To conduct a proof test, decide the capacity that you want (obviously this must be a reasonable value), multiply it by 1.2, 1.25, 1.5, or some other reasonable safety factor. Now apply this load to the cabinets to test them. The strength is probably a function of eccentricity from the wall, so apply the load at a reasonable offset from the back of the cabinets. I would do something like 75% of the cabinet thickness measured from the back.

Note that the US's wood design code has a "load duration factor" of 1.6 for 10 minute load durations (like gusting from major wind loads or from earthquakes). For 10 year load durations, it's 1.0. This implies that wood (sawn lumber, not MDF) has a short load-duration strength of 1.6/1.0 = 1.6 of its long load-duration strength. A proof test has a short load-duration.
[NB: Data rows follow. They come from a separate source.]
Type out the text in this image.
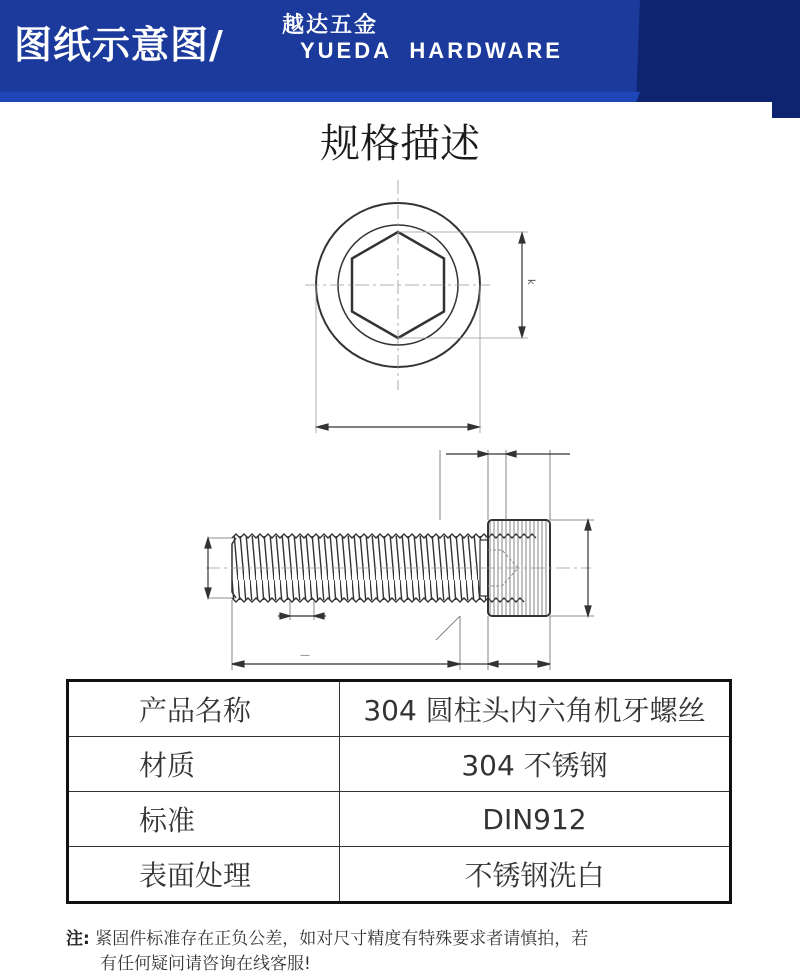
图纸示意图/	越达五金
YUEDA  HARDWARE
规格描述
k
—
产品名称	304 圆柱头内六角机牙螺丝
材质	304 不锈钢
标准	DIN912
表面处理	不锈钢洗白
注: 紧固件标准存在正负公差，如对尺寸精度有特殊要求者请慎拍，若
有任何疑问请咨询在线客服!
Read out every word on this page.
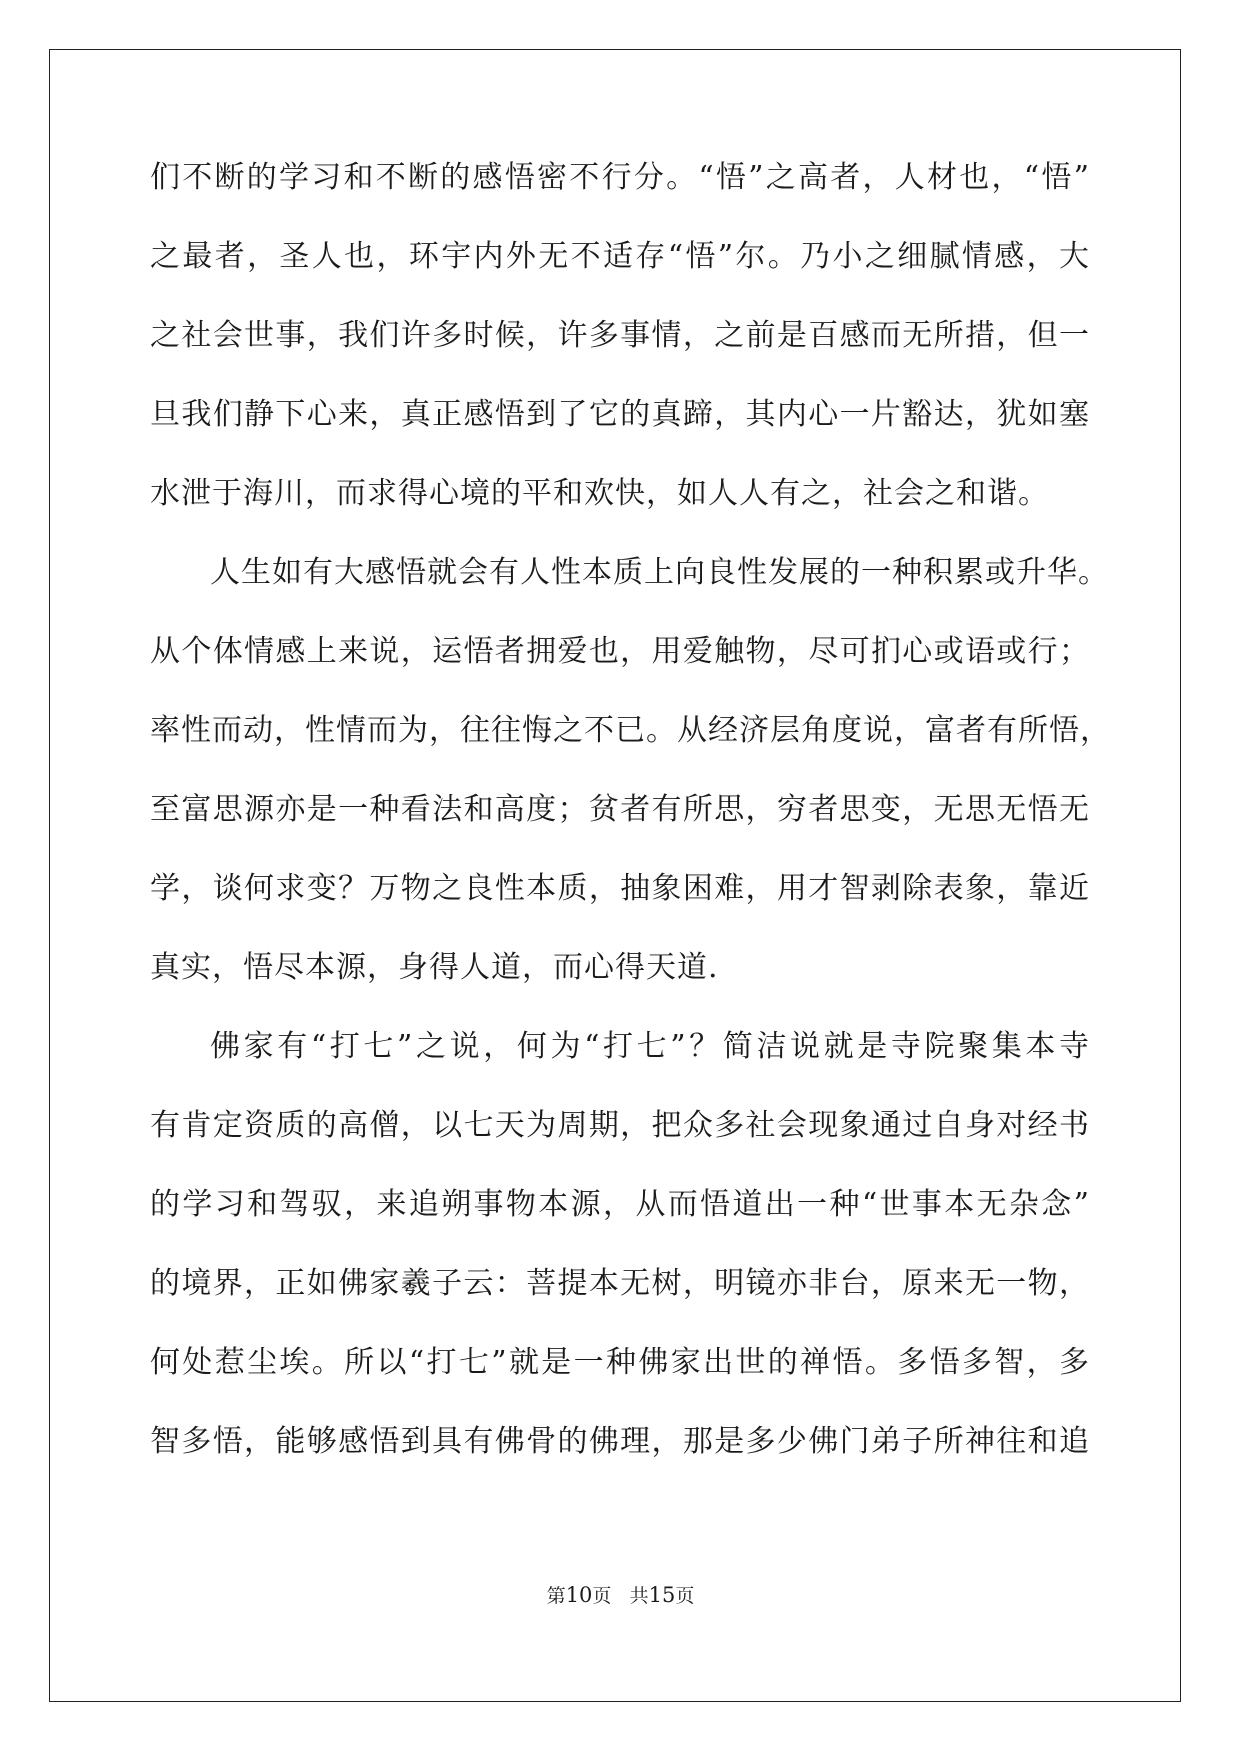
们不断的学习和不断的感悟密不行分。“悟”之高者，人材也，“悟”
之最者，圣人也，环宇内外无不适存“悟”尔。乃小之细腻情感，大
之社会世事，我们许多时候，许多事情，之前是百感而无所措，但一
旦我们静下心来，真正感悟到了它的真蹄，其内心一片豁达，犹如塞
水泄于海川，而求得心境的平和欢快，如人人有之，社会之和谐。
人生如有大感悟就会有人性本质上向良性发展的一种积累或升华。
从个体情感上来说，运悟者拥爱也，用爱触物，尽可扪心或语或行；
率性而动，性情而为，往往悔之不已。从经济层角度说，富者有所悟，
至富思源亦是一种看法和高度；贫者有所思，穷者思变，无思无悟无
学，谈何求变？万物之良性本质，抽象困难，用才智剥除表象，靠近
真实，悟尽本源，身得人道，而心得天道.
佛家有“打七”之说，何为“打七”？简洁说就是寺院聚集本寺
有肯定资质的高僧，以七天为周期，把众多社会现象通过自身对经书
的学习和驾驭，来追朔事物本源，从而悟道出一种“世事本无杂念”
的境界，正如佛家羲子云：菩提本无树，明镜亦非台，原来无一物，
何处惹尘埃。所以“打七”就是一种佛家出世的禅悟。多悟多智，多
智多悟，能够感悟到具有佛骨的佛理，那是多少佛门弟子所神往和追
第10页 共15页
You should therefore divide your proof test's established capacity by 1.6 to get a long load-duration capacity, where I assume the long load-duration capacity is more appropriate for your cabinets.

The cabinets are probably connected to each other, so it might be a good idea to uncouple one of them from the others, test only the one, and then assume that its established capacity applies to the other cabinets as well.

If the controlling limit state is something like the bolt tearing out of the wall, then a proof test failure won't damage the cabinet. That's only if you construct something to prevent the cabinet from falling, however, so you might do something to catch the cabinet in case it falls.